In a prologue note to the show, curator Scott Propeak talks about how craft in recent years—as particularly seen in this show—has come into its own. How the conversation has shifted from the legitimacy of craft as fine art to “unapologetically celebrating” craft as a “medium of choice” of many fine artists.
It seems to have lost something in the process, however. Shed some attribute—or baggage—depending on one’s point of view. The old association with utility, usefulness. What distinguished the category from simply fine art. From painting, for example, or more to the point, sculpture. Purely aesthetic categories. Most of the work in the current show could as readily be included in a sculpture show. Whereas only a few of the items could have any conceivable utilitarian function. A few pieces of furniture. A few pieces of jewelry. A quilt, but much too fine and beautiful to ever use as a quilt.

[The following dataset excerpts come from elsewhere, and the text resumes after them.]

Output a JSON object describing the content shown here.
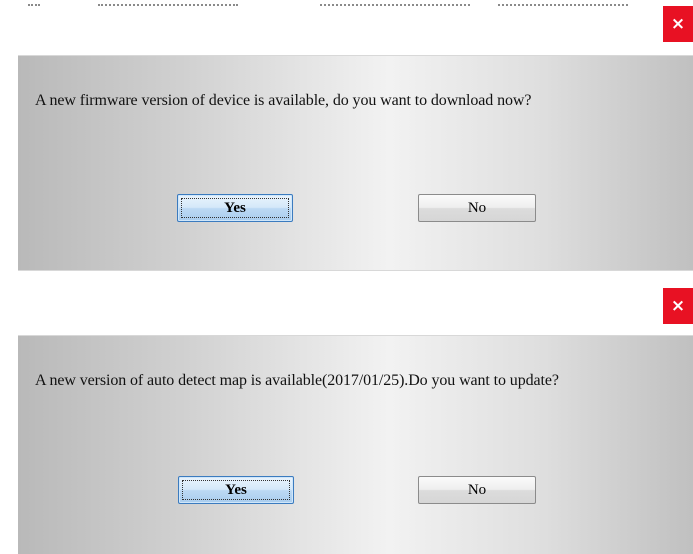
{
  "dialogs": [
    {
      "close_label": "×",
      "message": "A new firmware version of device is available, do you want to download now?",
      "yes_label": "Yes",
      "no_label": "No"
    },
    {
      "close_label": "×",
      "message": "A new version of auto detect map is available(2017/01/25).Do you want to update?",
      "yes_label": "Yes",
      "no_label": "No"
    }
  ],
  "colors": {
    "close_button": "#e81123",
    "default_button_border": "#3b7bbf"
  },
  "icons": {
    "close": "close-icon"
  }
}
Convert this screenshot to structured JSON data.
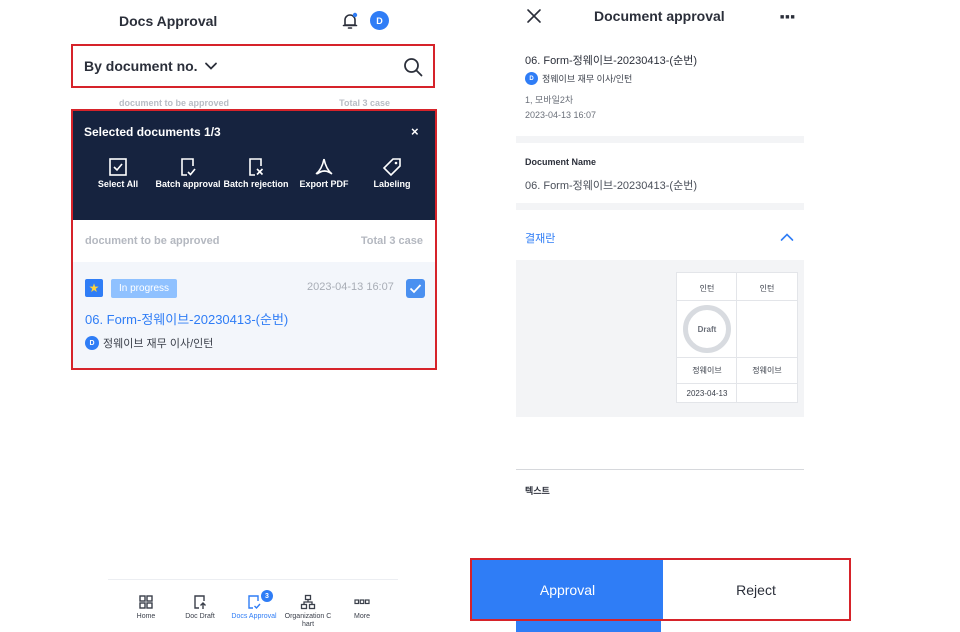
{
  "left": {
    "header": {
      "title": "Docs Approval",
      "avatar": "D"
    },
    "search": {
      "selected": "By document no."
    },
    "ghost": {
      "left": "document to be approved",
      "right": "Total 3 case"
    },
    "selection": {
      "title": "Selected documents 1/3",
      "close": "×",
      "actions": [
        {
          "label": "Select All",
          "icon": "check-square-icon"
        },
        {
          "label": "Batch approval",
          "icon": "doc-check-icon"
        },
        {
          "label": "Batch rejection",
          "icon": "doc-x-icon"
        },
        {
          "label": "Export PDF",
          "icon": "pdf-icon"
        },
        {
          "label": "Labeling",
          "icon": "tag-icon"
        }
      ]
    },
    "subrow": {
      "left": "document to be approved",
      "right": "Total 3 case"
    },
    "doc": {
      "status": "In progress",
      "date": "2023-04-13 16:07",
      "title": "06. Form-정웨이브-20230413-(순번)",
      "author": "정웨이브 재무 이사/인턴",
      "avatar": "D"
    },
    "nav": [
      {
        "label": "Home",
        "icon": "grid-icon"
      },
      {
        "label": "Doc Draft",
        "icon": "doc-upload-icon"
      },
      {
        "label": "Docs Approval",
        "icon": "doc-check-icon",
        "badge": "3"
      },
      {
        "label": "Organization C hart",
        "icon": "org-chart-icon"
      },
      {
        "label": "More",
        "icon": "more-icon"
      }
    ]
  },
  "right": {
    "header": {
      "title": "Document approval",
      "more": "■■■"
    },
    "info": {
      "title": "06. Form-정웨이브-20230413-(순번)",
      "author": "정웨이브 재무 이사/인턴",
      "avatar": "D",
      "dept": "1, 모바일2차",
      "date": "2023-04-13 16:07"
    },
    "doc_name": {
      "label": "Document Name",
      "value": "06. Form-정웨이브-20230413-(순번)"
    },
    "approval_section": {
      "title": "결재란",
      "columns": [
        {
          "role": "인턴",
          "stamp": "Draft",
          "name": "정웨이브",
          "date": "2023-04-13"
        },
        {
          "role": "인턴",
          "stamp": "",
          "name": "정웨이브",
          "date": ""
        }
      ]
    },
    "text_label": "텍스트",
    "buttons": {
      "approve": "Approval",
      "reject": "Reject"
    }
  },
  "colors": {
    "accent": "#2f7df6",
    "dark": "#16233f",
    "highlight": "#d6232a"
  }
}
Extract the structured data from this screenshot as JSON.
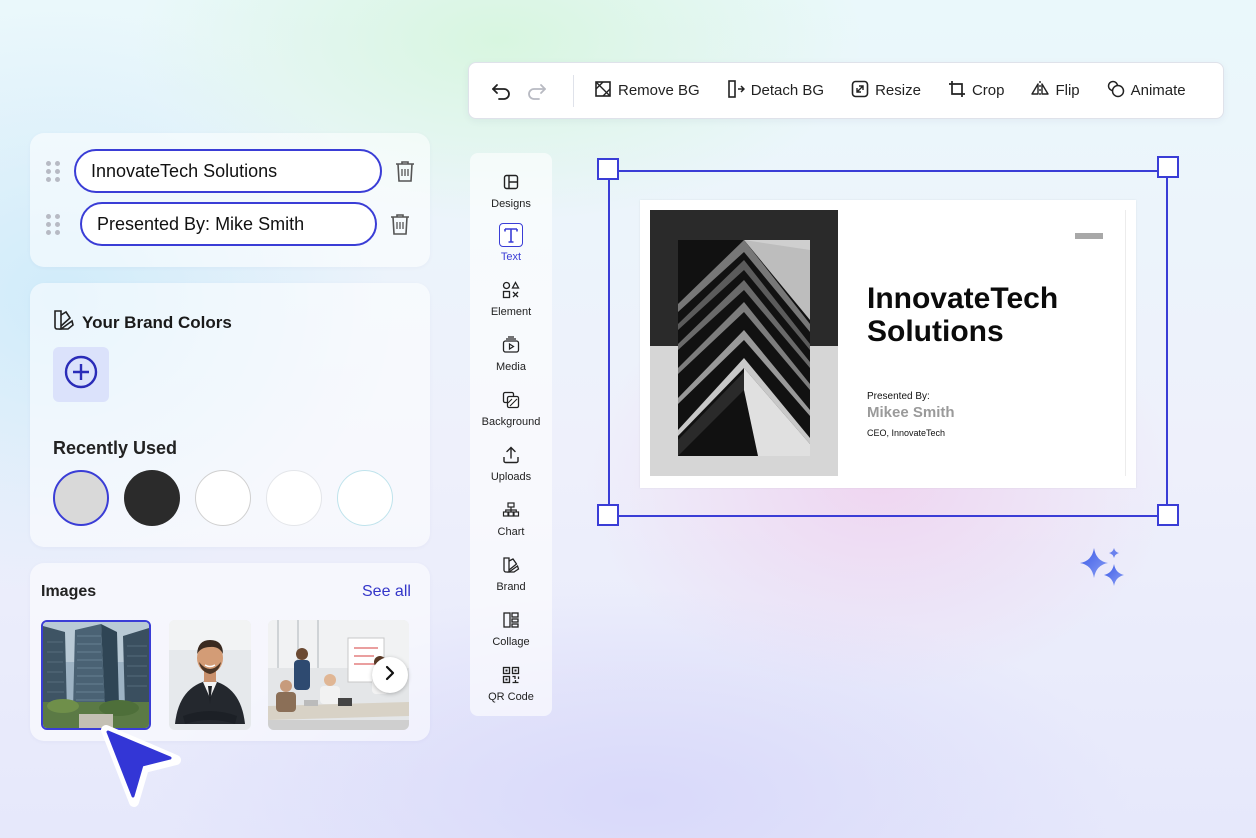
{
  "toolbar": {
    "undo_icon": "undo-icon",
    "redo_icon": "redo-icon",
    "buttons": [
      {
        "label": "Remove BG",
        "icon": "remove-bg-icon"
      },
      {
        "label": "Detach BG",
        "icon": "detach-bg-icon"
      },
      {
        "label": "Resize",
        "icon": "resize-icon"
      },
      {
        "label": "Crop",
        "icon": "crop-icon"
      },
      {
        "label": "Flip",
        "icon": "flip-icon"
      },
      {
        "label": "Animate",
        "icon": "animate-icon"
      }
    ]
  },
  "text_layers": [
    {
      "value": "InnovateTech Solutions"
    },
    {
      "value": "Presented By: Mike Smith"
    }
  ],
  "brand": {
    "title": "Your Brand Colors",
    "add_icon": "plus-circle-icon",
    "recent_title": "Recently Used",
    "recent_colors": [
      "#d9d9d9",
      "#2b2b2b",
      "#ffffff",
      "#ffffff",
      "#ffffff"
    ]
  },
  "images": {
    "title": "Images",
    "see_all": "See all",
    "thumbnails": [
      "office-building",
      "business-man",
      "team-meeting"
    ]
  },
  "side_menu": [
    {
      "label": "Designs",
      "icon": "layout-icon"
    },
    {
      "label": "Text",
      "icon": "text-icon",
      "active": true
    },
    {
      "label": "Element",
      "icon": "shapes-icon"
    },
    {
      "label": "Media",
      "icon": "media-icon"
    },
    {
      "label": "Background",
      "icon": "background-icon"
    },
    {
      "label": "Uploads",
      "icon": "upload-icon"
    },
    {
      "label": "Chart",
      "icon": "chart-icon"
    },
    {
      "label": "Brand",
      "icon": "brand-icon"
    },
    {
      "label": "Collage",
      "icon": "collage-icon"
    },
    {
      "label": "QR Code",
      "icon": "qr-code-icon"
    }
  ],
  "slide": {
    "title_line1": "InnovateTech",
    "title_line2": "Solutions",
    "presented_by": "Presented By:",
    "name": "Mikee Smith",
    "role": "CEO, InnovateTech"
  },
  "colors": {
    "accent": "#3a3dd6",
    "link": "#3436c9"
  }
}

But strange and wonderful nonetheless. Like the little statue of a falcon in mixed media on a stand of mechanical gearing and under a scant canopy of formed metal foliage, by Lynn Northrup. Another statue--pair of statues--is by Bill Stewart. Life-size human figures, but not quite human—more like aberrations of human—in dark ceramic and mixed media. One called The Trickster—it looks like a mix of Samurai warrior and Pinocchio with nose in extreme state—and one called The Elder’s New Socks, wearing rain boots and socks, but otherwise hard to describe. The Trickster’s girlfriend possibly.
Other sculptures not only not utilitarian in any ordinary—or maybe former ordinary—craft item sense, but not recognizable or identifiable as any known item even. Abstract, in other words. Such as Jozef Bajus’ Black Composition. Multiple layers of heavy black leather sheets with multiple rectangular cut-outs.
If the criterion for craft is just that the making required careful handwork, how does that make craft art different from the rest of the work in the gallery? What sculpture or painting on show didn’t require careful handwork in the making?
But all just to raise the question (supposing it’s an interesting question, in the context). The more important criteria are strange and wonderful. As notably in a work that is abstract but even conceivably functional. As a room divider. It’s in two sections of oxidized steel, perforation-patterned in a kind of Islamic art motif, and with semicircular cutouts in each section—so making a full circle, like a full moon, when the two sections are juxtaposed—studded in the inside of each semicircle with a line of inset tiny sapphires. Exquisite. The piece is by Carlos Caballero-Perez.
Nor is humor is neglected. Jeff Kell’s ceramic work amalgam of dog and bone statue and comical Greek vase. Or Jesse Ring’s elaborate double clothesline item with varicolored paper sheets hung as laundry. It’s calledYesterday.
Among the more spectacular items is Marcelo Florencio’s flame-worked-glass network basket containing one yellow glass statuette of a woman and numerous brown and clear glass small vials, each containing a little paper motto, like a Chinese fortune cookie message. Lines from old pop and rock songs mostly: “tall and tan and young and lovely,” “fever all through the night.”
Among other excellent works are Ani Hoover’s Rubber Garden of black blossoms fabricated out of old bicycle tire tubes; Mahlon Huston’s exploded-view illustration on how to construct the intricate and elaborate woodwork and glass frame framing the illustration; Stephen Merritt’s handsome large-bellied pipe-spout terra-cotta floor vase; Yasmin Medina’s spidery sterling silver and bronze and gems Fungi Brooch.
The quilt too beautiful and fine to use as a quilt is by Jack Edson. It’s called El Greco Portrait and mimics in fabric one of that artist’s oil paintings.
The Art in Craft Media exhibit continues through January 24, 2016.